1 chicken (3lb) divided into 16-18 parts or
3 chicken breast cut 1x1 inch
1 lime, juiced
2 tsp salt
1 tsp turmeric
2 inch ginger, bruised
2 TB oil
3 TB butter
3 garlic, bruised and chopped
1 large onion, sliced
4 small tomatoes, quartered
2 TB sweet soy sauce
3 TB worcestershire sauce
1 tsp corn starch, diluted in 1/4 cup of water
Original Recipe: Rub the chicken with the lime, set aside for 10 minutes in the colander so the liquid drain. Place the chicken in the bowl and add the salt and turmeric, mix thoroughly and let it sit another 10 minutes. Heat 2 cups of oil in the wok on med-low, fry the chicken until golden brown, take out.
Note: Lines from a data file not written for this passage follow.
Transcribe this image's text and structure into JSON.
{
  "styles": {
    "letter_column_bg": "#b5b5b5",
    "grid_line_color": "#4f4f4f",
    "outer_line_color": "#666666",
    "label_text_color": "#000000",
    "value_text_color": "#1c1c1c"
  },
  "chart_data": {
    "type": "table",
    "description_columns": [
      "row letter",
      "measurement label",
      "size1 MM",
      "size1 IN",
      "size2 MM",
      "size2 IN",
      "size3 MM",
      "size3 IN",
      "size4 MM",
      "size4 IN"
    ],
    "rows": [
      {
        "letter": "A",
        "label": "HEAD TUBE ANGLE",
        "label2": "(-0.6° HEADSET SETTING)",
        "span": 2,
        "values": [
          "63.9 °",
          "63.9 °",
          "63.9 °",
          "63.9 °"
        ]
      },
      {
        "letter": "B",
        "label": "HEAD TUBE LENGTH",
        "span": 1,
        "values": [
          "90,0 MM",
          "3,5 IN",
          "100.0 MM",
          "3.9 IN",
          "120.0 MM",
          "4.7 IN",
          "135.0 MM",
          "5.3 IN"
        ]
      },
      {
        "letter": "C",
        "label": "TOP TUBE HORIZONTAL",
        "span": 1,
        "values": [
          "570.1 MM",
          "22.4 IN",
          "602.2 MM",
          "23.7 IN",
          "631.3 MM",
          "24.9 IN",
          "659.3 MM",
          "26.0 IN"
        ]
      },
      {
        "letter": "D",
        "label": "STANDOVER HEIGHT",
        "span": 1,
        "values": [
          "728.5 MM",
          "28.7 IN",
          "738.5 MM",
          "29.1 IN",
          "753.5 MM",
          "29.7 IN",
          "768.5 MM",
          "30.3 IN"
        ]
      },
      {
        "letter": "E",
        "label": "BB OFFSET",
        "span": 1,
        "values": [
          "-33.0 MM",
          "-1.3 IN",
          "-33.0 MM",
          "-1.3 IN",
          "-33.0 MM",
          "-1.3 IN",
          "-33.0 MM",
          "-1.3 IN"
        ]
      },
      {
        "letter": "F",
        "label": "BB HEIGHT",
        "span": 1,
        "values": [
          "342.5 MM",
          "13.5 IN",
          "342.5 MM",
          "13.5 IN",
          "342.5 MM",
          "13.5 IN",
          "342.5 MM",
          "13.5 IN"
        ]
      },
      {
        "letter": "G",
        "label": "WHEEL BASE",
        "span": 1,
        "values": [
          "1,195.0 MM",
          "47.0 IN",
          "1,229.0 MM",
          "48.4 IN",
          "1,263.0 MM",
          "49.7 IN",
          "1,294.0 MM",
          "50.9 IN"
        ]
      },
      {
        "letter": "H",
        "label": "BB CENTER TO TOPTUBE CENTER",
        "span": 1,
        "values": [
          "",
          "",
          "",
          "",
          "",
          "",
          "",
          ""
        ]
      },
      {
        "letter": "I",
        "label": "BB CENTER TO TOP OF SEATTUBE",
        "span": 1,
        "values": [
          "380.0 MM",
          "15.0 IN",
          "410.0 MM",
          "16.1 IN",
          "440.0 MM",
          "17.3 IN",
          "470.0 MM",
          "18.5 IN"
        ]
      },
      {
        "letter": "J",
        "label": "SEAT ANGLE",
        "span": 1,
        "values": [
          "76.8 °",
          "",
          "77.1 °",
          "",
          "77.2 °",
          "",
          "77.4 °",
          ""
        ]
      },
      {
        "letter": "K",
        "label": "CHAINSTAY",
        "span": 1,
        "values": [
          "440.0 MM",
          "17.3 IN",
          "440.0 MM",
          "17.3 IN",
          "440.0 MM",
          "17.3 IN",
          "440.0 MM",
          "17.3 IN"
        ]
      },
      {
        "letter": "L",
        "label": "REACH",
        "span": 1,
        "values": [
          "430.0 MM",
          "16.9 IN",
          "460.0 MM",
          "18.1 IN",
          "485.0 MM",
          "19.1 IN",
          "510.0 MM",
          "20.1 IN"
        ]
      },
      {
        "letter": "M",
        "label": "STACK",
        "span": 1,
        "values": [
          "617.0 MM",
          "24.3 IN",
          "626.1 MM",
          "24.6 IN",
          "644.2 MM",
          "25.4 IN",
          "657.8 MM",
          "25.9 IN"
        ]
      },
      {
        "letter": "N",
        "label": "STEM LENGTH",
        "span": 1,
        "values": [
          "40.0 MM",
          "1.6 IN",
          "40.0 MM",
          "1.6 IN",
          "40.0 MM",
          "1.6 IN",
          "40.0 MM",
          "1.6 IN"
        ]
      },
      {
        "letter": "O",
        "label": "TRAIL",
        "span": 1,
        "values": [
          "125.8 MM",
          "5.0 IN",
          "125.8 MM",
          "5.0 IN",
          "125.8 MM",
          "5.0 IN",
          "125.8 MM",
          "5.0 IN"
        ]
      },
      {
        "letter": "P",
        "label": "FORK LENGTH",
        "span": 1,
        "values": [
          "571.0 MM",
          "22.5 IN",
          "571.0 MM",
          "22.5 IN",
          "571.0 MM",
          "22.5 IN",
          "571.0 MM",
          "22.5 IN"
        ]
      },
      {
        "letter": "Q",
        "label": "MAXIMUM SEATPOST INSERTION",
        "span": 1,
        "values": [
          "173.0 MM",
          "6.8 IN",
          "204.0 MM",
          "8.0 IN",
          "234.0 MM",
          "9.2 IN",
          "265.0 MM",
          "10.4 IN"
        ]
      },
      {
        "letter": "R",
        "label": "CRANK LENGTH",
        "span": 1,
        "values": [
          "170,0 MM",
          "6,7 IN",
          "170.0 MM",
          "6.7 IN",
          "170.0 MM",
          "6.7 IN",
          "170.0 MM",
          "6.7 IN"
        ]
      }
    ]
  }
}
Finish the rest of the chicken. Don't cook the chicken to dry, because you are going to simmer ii in the sauce.
For The Sauce: Heat the butter and oil in a wok over medium heat, add the garlic and ginger, fry until fragrant. Add the tomatoes and the onion, stir for about 5 minutes and add the 2 kind of sauces. Add the fry chicken and pour in the diluted corn starch and stir until thicken. Simmer in low heat for 10 minutes. Serve warm with white rice.
Short Cut Recipe: Rub the chicken with the lime, set aside for 10 minutes in the colander so the liquid drain. Place the chicken in the bowl and add the salt and turmeric, mix thoroughly and let it sit another 10 minutes.
Heat the oil in a wok over medium heat, add the chicken breast and stir fry until golden brown. Add ginger and garlic.
Continue stir fry until fragrant. Add the butter, when the butter melted then add the onion, tomatoes and the 2 different
kind of sauces. Add the diluted corn starch and stir fry for another 3 minutes. Serve warm with white rice.